Take anti-vaccine activist Robert F. Kennedy Jr., who advocated the long-discredited idea that vaccines are linked to autism. During the pandemic, he linked unsubstantiated conspiracy theories 5G cellular networks on coronavirus, suggesting with no evidence that the death of great baseball player Hank Aaron was “part of a wave of suspicious deaths” linked to vaccines.

None of this is true.

Kennedy was Instagram started, who owns Facebook, in February for repeatedly sharing debunked claims.

However, Facebook has not removed him from its platform of the same name. He told NPR that the company had marked some of his posts, which is why he had become more cautious.

“I have to post unicorns and cat pictures there,” he said. “I don’t want to apologize to you.”

He also uses it to promote his website and newsletter, where he claims he can’t be on the social network.
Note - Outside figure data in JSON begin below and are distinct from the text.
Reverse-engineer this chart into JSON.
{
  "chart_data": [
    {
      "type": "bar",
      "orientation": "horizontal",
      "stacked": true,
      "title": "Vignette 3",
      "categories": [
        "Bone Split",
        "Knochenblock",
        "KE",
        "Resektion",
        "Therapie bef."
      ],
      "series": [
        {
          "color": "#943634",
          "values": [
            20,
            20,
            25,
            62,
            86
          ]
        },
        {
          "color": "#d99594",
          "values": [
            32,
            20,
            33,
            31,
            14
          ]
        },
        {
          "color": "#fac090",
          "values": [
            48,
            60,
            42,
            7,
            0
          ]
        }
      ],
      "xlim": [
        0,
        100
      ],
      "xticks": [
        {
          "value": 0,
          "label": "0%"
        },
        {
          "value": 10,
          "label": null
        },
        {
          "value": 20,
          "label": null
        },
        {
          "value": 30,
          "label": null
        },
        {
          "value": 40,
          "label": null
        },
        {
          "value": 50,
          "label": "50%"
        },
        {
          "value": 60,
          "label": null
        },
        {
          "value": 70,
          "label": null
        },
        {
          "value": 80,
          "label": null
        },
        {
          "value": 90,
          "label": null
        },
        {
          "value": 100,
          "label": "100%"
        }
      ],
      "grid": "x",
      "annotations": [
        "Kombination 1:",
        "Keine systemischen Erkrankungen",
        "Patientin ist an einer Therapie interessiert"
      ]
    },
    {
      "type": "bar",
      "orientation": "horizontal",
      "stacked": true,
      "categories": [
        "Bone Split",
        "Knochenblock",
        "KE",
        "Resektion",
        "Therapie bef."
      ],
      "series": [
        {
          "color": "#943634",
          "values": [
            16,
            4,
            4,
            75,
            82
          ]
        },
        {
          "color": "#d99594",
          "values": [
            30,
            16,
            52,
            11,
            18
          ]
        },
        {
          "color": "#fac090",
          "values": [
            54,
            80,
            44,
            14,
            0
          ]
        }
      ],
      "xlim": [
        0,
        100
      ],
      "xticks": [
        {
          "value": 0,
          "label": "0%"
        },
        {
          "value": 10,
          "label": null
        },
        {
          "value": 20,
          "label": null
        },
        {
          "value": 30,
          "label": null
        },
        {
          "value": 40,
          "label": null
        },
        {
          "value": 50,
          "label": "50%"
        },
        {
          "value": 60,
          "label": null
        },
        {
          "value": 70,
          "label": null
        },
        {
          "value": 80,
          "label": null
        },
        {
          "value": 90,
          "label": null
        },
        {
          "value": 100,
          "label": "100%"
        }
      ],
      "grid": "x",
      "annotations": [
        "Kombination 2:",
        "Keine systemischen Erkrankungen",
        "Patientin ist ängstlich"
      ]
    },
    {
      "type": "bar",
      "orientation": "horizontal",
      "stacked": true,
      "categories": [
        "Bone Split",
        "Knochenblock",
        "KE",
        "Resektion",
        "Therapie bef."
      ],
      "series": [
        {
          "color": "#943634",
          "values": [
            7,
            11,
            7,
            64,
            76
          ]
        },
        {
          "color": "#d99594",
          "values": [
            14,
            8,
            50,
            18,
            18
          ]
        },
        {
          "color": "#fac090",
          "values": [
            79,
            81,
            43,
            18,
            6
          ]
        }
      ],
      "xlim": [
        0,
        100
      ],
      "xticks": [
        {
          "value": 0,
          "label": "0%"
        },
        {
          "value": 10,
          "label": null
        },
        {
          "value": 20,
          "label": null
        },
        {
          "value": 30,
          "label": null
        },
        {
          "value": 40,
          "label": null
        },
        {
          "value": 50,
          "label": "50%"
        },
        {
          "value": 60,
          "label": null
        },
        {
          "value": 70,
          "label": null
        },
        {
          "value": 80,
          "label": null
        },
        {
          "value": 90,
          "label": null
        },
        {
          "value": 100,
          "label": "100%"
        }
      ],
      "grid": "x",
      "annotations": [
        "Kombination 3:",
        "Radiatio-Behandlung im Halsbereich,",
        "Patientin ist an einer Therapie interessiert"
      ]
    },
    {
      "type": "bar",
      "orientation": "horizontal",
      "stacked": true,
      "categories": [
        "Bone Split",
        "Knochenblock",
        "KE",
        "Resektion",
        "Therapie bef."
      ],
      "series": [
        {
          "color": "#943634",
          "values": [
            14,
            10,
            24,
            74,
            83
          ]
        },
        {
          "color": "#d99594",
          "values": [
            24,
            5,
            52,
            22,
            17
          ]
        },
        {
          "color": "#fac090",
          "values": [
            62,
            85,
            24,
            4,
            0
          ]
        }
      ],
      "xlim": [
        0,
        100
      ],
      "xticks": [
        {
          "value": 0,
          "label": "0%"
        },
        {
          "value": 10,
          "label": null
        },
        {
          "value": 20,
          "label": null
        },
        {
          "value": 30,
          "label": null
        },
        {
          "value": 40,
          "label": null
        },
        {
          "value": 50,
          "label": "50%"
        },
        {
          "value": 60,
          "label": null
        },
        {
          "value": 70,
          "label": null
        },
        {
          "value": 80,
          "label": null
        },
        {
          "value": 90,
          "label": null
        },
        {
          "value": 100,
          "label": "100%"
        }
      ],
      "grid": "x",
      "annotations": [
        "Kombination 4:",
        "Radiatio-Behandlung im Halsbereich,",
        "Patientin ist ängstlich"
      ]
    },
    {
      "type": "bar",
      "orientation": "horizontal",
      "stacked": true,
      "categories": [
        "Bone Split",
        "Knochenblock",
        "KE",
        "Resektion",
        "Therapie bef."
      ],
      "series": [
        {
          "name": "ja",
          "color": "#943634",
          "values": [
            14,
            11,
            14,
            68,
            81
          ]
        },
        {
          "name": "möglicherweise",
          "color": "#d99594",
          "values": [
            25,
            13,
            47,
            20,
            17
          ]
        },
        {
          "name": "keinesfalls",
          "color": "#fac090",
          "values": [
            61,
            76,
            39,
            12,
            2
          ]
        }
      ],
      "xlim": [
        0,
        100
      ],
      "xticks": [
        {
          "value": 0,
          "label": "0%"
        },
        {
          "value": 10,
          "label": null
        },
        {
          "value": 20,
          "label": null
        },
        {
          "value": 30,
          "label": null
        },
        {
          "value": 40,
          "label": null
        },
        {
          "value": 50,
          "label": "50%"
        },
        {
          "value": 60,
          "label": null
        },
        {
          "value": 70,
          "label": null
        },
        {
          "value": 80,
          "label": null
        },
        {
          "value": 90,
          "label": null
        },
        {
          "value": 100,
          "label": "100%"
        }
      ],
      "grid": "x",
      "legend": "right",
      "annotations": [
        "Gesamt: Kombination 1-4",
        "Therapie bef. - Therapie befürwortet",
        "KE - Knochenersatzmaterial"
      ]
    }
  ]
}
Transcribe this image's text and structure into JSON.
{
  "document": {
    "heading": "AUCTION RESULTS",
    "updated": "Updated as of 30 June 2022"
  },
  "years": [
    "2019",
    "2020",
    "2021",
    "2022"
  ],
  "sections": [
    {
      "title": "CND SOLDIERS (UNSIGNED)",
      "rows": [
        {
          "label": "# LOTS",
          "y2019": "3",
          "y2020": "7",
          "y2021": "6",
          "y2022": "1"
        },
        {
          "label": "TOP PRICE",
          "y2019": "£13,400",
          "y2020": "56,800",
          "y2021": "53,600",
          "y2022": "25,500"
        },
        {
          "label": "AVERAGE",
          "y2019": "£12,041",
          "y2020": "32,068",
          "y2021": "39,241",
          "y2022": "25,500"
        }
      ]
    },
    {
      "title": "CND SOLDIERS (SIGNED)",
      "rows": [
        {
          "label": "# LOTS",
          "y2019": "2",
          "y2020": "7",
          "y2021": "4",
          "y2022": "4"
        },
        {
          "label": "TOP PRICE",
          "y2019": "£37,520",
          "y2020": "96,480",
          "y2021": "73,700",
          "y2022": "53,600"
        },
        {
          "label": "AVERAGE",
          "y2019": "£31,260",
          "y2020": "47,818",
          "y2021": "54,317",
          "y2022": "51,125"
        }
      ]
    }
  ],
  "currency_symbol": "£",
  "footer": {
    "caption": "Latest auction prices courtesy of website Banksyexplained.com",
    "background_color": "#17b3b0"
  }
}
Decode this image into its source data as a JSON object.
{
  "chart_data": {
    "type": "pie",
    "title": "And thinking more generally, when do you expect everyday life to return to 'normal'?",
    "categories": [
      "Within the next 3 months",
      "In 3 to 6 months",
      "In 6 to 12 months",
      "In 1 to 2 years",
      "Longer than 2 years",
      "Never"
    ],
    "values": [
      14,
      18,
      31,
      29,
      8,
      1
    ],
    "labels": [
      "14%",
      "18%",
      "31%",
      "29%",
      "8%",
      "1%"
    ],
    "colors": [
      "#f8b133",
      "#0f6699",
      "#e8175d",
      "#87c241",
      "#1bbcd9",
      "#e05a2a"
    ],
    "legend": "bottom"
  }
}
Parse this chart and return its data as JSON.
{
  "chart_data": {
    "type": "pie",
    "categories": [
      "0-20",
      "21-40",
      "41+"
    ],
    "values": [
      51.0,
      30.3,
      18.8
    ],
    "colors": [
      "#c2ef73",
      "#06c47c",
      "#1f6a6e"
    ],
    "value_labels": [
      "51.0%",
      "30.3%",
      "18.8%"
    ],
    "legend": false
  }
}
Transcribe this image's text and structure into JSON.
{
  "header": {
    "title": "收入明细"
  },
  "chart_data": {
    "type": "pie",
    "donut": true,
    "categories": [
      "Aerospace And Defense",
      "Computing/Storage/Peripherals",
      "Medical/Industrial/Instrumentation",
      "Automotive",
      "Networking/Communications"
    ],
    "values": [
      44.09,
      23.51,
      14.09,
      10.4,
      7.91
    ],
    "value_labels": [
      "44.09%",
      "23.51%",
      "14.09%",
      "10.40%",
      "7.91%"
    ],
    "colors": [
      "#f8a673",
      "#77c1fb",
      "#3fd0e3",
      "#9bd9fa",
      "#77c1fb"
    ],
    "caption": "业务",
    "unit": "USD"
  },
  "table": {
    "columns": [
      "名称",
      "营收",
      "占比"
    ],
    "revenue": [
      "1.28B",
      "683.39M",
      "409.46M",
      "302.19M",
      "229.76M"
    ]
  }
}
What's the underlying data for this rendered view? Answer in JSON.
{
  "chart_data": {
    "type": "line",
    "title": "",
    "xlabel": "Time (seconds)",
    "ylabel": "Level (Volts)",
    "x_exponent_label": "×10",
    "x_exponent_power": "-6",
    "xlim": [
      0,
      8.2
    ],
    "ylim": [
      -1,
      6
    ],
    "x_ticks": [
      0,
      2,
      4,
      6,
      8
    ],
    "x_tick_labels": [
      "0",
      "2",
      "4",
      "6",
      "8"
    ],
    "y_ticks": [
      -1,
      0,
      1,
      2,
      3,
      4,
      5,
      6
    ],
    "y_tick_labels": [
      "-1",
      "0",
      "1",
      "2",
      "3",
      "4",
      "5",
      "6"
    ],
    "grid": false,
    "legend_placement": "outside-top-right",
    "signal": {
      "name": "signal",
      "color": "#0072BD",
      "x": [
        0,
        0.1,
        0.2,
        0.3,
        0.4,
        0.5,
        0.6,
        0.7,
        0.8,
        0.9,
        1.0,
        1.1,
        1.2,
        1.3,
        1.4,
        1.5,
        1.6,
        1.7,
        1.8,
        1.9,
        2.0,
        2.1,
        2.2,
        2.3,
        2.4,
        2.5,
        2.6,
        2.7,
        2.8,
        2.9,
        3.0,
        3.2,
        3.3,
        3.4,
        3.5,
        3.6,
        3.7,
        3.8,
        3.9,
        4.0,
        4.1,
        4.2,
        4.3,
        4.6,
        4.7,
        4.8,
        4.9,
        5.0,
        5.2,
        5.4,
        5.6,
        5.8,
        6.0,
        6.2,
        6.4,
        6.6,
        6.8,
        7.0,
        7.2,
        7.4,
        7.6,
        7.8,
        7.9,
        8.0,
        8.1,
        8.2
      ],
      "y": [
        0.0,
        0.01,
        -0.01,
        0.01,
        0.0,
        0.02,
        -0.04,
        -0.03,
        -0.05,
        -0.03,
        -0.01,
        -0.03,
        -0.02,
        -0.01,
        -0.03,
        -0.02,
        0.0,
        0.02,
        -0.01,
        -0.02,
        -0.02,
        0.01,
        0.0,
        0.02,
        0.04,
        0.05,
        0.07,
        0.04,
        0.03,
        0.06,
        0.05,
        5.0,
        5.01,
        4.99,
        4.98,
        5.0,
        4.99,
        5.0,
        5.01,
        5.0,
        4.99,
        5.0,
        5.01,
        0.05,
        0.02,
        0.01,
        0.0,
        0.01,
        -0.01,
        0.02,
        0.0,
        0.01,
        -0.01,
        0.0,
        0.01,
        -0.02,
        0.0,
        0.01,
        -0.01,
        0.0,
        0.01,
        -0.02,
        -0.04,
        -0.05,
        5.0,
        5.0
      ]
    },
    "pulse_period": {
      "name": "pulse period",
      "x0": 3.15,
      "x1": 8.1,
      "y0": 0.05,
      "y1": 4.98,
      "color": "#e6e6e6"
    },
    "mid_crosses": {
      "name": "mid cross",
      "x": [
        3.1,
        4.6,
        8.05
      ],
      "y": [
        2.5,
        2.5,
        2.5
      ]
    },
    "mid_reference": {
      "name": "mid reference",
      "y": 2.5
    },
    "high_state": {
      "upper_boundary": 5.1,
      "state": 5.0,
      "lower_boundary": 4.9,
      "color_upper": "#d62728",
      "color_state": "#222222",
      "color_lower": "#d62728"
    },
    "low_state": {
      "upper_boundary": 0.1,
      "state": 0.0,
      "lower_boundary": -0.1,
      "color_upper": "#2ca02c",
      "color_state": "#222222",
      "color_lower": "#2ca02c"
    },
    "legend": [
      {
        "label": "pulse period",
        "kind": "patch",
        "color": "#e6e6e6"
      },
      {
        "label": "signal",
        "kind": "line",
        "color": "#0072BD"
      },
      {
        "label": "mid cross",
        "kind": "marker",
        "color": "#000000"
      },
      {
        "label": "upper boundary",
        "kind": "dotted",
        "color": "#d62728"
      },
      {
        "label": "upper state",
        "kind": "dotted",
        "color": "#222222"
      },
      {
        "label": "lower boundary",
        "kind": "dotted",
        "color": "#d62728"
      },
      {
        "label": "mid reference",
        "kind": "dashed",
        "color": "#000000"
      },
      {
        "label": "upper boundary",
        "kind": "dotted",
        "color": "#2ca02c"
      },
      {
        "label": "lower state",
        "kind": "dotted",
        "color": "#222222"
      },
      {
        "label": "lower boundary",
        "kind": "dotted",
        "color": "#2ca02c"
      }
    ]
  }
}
Kennedy said he never posted misinformation and accused Facebook of censorship. He says it cost “hundreds of thousands of dollars” in donations to his organization.

A fight of conviction

Although social media companies have grown tougher recently due to misinformation, researchers fear the survival of vaccine-related vaccines will further undermine the confidence of people who are reluctant to get the shot.

This is of particular concern when vaccines are introduced Children from 12 years.

CDC says children 12 and over should receive the Pfizer COVID-19 vaccine

In a survey of US parents, Indiana University sociologist Jessica Calarco found that more than a quarter have no plans to vaccinate their children.

“So many of these mothers are turning to Facebook, turning to Twitter, turning to other social media platforms,” ​​for news and information, she said. “And they say, ‘Every time I open my phone, I see something different.'”

Even some parents whose children received routine childhood vaccinations told Calarco they are not sure about COVID shocks.

Facebook this week published survey data Adult vaccine acceptance in the US has increased 10 percent since January. However, the survey also shows that the top reasons people say they don’t want to be vaccinated are concerns about side effects and lack of trust in the vaccines or the government – exactly the kind of fears that anti-vaccination accounts encourage .

The social networks say augmenting credible information from authoritative sources such as the Centers for Disease Control and Prevention is as important as reducing the spread of harmful spots. Both Facebook and Twitter link to public health information in their apps and in the labels they put on misleading posts.

But they are now facing an uphill battle to convince the skeptics.

Calarco says many of the parents she spoke to weigh the posts they see on social media “alike against the kind of medical expert recommendations and medical expert information from things like the CDC”.